Jika disodori dua pilihan itu oleh orang yang sangat berkuasa seperti Pablo Escobar, plata o plomo, memangnya kita bisa memilih apa? Jika diminta memilih uang atau peluru, memangnya anda mau pilih yang mana?

Plata o plomo tentu bukan hal aneh bagi para pelaku dunia bawah tanah yang bergelap-gelap dengan hukum. Hanya saja, terutama setelah menonton film The Two Escobars[1], pilihan plata o plomo bisa juga dibaca sebagai alegori atas realisme Amerika Latin, juga sepakbolanya, yang penuh paradoks, ironi dan hal-hal absurd yang kerap bertolak belakang.

Gabriel Garcia Marquez, salah seorang penulis terbesar Amerika Latin, penulis Kolombia yang masyhur dengan realisme magis dalam novel-novelnya, pernah menggambarkan paradoks Amerika Latin itu dalam pidato yang dibacakannya di depan Komite Nobel yang menganugerahinya penghargaan Nobel Sastra 1981.[2] Kata Marquez:

Reality not of paper, but one that lives within us and determines each instant of our countless daily deaths, and that nourishes a source of insatiable creativity, full of sorrow and beauty, of which this roving and nostalgic Colombian is but one cipher more, singled out by fortune. Poets and beggars, musicians and prophets, warriors and scoundrels, all creatures of that unbridled reality, we have had to ask but little of imagination, for our crucial problem has been a lack of conventional means to render our lives believable. This, my friends, is the crux of our solitude.

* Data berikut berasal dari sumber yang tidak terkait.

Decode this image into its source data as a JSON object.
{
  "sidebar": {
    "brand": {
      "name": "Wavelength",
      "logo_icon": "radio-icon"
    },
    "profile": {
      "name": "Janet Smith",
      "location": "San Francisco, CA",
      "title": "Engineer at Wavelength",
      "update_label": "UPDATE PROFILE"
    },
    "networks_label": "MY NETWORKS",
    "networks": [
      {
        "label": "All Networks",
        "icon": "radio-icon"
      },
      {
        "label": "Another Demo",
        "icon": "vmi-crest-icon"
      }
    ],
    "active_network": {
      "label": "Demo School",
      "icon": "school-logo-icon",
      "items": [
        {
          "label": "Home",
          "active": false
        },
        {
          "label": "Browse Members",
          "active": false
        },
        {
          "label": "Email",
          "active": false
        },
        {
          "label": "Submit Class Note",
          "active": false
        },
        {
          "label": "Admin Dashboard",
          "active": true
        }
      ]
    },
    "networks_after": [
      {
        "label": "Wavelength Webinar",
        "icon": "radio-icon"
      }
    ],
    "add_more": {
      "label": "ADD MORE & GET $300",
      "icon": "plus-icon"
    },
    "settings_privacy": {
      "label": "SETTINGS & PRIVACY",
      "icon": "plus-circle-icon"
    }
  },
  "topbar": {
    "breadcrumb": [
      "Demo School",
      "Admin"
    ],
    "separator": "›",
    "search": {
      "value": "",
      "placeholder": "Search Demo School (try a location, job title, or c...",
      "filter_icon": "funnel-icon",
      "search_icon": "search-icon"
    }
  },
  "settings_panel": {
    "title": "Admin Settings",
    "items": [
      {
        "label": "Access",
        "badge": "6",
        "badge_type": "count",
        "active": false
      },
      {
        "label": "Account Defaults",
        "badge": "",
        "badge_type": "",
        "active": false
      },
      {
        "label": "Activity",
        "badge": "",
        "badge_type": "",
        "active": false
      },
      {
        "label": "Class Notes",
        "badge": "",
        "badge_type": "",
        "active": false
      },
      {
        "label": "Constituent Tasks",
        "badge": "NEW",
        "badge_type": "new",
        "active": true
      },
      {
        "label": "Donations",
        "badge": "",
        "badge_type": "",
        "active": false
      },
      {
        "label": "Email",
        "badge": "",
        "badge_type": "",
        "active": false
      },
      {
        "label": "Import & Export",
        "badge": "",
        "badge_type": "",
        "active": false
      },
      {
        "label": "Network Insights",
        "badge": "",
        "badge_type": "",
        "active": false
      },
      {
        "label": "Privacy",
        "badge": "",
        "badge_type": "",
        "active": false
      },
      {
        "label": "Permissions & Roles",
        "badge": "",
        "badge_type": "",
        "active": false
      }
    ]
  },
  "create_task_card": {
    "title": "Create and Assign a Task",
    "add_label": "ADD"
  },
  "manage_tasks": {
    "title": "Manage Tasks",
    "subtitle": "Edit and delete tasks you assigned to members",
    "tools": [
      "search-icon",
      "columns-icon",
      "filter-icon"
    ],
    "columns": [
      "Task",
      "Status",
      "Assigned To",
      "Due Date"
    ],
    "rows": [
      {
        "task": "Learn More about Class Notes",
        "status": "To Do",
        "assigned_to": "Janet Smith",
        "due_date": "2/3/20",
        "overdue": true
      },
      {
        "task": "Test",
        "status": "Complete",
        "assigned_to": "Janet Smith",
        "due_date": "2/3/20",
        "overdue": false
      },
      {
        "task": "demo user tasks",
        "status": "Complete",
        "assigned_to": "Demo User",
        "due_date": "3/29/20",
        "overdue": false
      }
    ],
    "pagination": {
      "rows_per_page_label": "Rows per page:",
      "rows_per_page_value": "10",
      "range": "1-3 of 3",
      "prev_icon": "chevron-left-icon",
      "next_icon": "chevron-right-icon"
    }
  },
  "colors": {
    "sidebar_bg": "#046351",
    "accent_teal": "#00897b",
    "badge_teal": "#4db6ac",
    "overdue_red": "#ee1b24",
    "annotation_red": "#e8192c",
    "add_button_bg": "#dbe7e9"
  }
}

Dalam pidatonya di depan Komite Nobel pada 1982, Marquez mengisahkan berbagai kejadian faktual dalam sejarah Amerika Latin yang terlihat seperti fiksi. Salah satunya, kejadian di abad 19, ketika Jenderal Antonio Lopez de Santana, diktator Meksiko, menggelar pemakaman yang sangat megah dan dahsyat hanya untuk menguburkan kaki kanannya yang harus diamputasi.

Itulah kenapa, masih dalam pidato yang sama, El Gabo, demikian ia biasa dipanggil, merasa perlu untuk menjelaskan bahwa kisah-kisah atau karakter-karakter yang ditulisnya bukan hasil olahan imajinasi dan fantasi semata. Segala hal ajaib, sureal, aneh, dan sukar dipercaya yang dia tulis, katanya, semua berasal dari kenyataan-kenyataan yang dilihat, didengar, dan dirasakannya di Amerika Latin.

The-Two-Escobars-2010-Dutch-Front-Cover-63028

Segala yang kita saksikan dalam film The Two Escobars juga adalah kenyataan: Pablo dan pasukannya yang bersorak-sorai dalam gerilya saat mendengar (melalui radio) timnas Kolombia mencetak gol, para pemain top dunia yang diundang ke kediaman Pablo dan dijemput khusus dengan pesawat pribadi ternyata datang hanya untuk bermain bola dengan Pablo di lapangan bola pribadi di rumahnya,kiper Rene Higuita yang menjelang Piala Dunia 1994 malah mengunjungi Pablo yang sudah diisolir secara terbuka dan terang-terangan sembari melambaikan tangan ke arah wartawan, gedung parlemen Kolombia yang dibom oleh Pablo, pesawat yang dihancurkan pasukan pengawal Pablo lewat peluru kendali, perang kota yang mengerikan karena terbunuhnya Pablo.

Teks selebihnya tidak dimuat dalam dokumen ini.